The filing does not move markets today, but it strengthens the legal architecture supporting the state's nuclear retention strategy. The ruling also reduces one pathway for opponents to challenge the financing structure (though it is taxpayer-specific and cannot be cited as precedent).
SELF-GENERATION INCENTIVE PROGRAM
Commissioner Karen Douglas issued a proposed decision that, if adopted, would deny ENGIE North America’s petition to modify a 2021 decision in the Self-Generation Incentive Program rulemaking (D.21-06-005).
The petition sought an exemption for wastewater treatment plants from the requirement that on-site biogas used in internal combustion engine projects contain at least 96% methane. The PD finds the petition procedurally defective.
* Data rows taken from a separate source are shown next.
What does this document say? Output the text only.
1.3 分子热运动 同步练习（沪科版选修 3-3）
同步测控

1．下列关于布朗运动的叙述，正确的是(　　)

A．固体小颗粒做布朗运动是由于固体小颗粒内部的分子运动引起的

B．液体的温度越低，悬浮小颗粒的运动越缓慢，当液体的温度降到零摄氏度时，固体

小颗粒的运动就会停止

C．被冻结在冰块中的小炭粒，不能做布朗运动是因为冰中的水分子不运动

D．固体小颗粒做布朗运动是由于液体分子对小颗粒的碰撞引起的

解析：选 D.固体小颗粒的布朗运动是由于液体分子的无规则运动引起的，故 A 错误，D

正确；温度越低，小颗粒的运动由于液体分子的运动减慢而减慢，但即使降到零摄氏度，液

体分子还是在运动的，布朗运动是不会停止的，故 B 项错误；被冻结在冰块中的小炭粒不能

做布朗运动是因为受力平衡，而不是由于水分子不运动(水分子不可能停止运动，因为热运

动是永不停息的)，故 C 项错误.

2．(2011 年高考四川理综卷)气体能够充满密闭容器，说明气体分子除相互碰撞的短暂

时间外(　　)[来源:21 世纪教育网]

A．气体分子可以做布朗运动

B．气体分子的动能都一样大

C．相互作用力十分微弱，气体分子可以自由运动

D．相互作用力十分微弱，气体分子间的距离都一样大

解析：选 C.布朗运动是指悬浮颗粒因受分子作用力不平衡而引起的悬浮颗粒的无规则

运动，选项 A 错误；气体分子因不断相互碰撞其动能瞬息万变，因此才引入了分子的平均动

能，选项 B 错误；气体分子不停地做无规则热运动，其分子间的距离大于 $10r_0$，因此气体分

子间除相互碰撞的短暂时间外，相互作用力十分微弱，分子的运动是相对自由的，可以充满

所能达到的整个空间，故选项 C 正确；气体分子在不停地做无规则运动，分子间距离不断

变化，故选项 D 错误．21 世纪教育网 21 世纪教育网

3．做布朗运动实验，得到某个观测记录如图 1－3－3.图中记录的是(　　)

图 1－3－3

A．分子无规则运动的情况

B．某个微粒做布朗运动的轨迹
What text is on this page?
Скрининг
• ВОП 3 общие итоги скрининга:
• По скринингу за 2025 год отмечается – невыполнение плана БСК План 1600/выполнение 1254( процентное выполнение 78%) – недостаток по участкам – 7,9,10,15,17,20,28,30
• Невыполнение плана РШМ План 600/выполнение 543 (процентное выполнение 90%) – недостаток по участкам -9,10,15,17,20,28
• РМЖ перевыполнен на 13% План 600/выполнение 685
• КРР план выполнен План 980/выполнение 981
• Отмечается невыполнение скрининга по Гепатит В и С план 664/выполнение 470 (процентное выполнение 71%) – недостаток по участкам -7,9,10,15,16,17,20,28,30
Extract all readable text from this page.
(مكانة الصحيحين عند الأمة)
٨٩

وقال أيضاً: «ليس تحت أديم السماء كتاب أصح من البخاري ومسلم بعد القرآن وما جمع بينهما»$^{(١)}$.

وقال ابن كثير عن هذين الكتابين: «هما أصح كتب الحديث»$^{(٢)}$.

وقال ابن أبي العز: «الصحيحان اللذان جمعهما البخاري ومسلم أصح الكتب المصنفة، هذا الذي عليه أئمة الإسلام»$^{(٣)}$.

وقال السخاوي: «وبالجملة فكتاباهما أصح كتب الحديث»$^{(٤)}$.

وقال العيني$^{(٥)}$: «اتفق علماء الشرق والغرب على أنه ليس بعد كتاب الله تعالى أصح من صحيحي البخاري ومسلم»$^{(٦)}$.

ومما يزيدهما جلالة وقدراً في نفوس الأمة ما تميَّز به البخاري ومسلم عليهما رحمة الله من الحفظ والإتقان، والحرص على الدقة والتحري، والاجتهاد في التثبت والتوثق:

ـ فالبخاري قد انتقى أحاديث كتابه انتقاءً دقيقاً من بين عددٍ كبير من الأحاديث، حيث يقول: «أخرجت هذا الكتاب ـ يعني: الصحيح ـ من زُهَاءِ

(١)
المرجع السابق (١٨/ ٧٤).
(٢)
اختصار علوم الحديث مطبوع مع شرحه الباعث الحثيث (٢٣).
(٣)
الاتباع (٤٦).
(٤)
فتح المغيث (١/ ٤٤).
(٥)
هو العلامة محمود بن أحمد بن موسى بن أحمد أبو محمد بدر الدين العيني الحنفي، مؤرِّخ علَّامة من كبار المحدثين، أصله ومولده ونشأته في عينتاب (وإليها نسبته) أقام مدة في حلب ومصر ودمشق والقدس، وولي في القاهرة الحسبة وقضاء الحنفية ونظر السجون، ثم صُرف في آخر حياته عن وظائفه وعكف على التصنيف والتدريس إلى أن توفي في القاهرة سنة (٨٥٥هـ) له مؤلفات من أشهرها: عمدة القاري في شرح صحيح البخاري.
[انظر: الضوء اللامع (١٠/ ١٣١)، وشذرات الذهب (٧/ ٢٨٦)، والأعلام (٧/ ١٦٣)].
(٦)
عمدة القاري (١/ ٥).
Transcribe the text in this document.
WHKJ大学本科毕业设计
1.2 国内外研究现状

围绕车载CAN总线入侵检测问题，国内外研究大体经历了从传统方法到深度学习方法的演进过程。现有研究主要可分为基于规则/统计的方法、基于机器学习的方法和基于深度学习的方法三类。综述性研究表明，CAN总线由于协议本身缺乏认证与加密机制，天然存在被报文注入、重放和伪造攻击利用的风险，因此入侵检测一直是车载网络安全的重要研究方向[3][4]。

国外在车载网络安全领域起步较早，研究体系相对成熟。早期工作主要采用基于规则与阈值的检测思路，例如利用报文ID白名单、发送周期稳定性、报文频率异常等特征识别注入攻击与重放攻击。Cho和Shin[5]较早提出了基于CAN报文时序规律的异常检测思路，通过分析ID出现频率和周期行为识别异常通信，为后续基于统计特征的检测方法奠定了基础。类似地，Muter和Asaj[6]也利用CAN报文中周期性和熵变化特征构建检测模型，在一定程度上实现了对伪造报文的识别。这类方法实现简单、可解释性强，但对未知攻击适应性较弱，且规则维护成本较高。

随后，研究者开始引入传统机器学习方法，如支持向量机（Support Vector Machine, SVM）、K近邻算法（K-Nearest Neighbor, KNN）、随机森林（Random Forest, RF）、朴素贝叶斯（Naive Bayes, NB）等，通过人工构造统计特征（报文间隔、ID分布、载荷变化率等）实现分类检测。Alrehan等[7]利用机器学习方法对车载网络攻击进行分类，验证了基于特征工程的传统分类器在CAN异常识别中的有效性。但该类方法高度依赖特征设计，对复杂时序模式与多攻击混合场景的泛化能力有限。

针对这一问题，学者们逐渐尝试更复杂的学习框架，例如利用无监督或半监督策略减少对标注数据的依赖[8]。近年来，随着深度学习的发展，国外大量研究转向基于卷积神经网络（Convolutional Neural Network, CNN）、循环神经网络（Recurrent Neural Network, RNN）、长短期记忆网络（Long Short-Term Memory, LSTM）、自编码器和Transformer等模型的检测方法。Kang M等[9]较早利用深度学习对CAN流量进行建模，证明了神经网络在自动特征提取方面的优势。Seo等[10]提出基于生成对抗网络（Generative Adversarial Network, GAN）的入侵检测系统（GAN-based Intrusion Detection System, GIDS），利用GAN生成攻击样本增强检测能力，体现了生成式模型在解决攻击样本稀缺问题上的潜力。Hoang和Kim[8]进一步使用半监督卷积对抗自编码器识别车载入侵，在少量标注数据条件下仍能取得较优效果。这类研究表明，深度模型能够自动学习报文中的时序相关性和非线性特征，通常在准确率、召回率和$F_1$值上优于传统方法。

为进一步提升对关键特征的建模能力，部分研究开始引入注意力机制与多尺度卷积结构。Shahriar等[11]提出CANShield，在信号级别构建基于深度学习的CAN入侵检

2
It would leave the existing methane quality standard in place while keeping the broader SGIP rulemaking open.
Comments are due March 5. The earliest the CPUC will consider this item is March 19.
INSTANT ANALYSIS: The PD blocks ENGIE’s request on procedural grounds, leaving the 96% methane requirement for SGIP biogas engine projects intact and avoiding any reopening of the emissions standard debate. Wastewater biogas projects that cannot meet the purity threshold remain effectively sidelined from SGIP incentives. The message to stakeholders is procedural discipline: exemptions must be pursued through future program changes, not late petitions to modify old decisions. Near term, developers face pressure to upgrade gas quality, pivot technologies, or seek non-SGIP funding.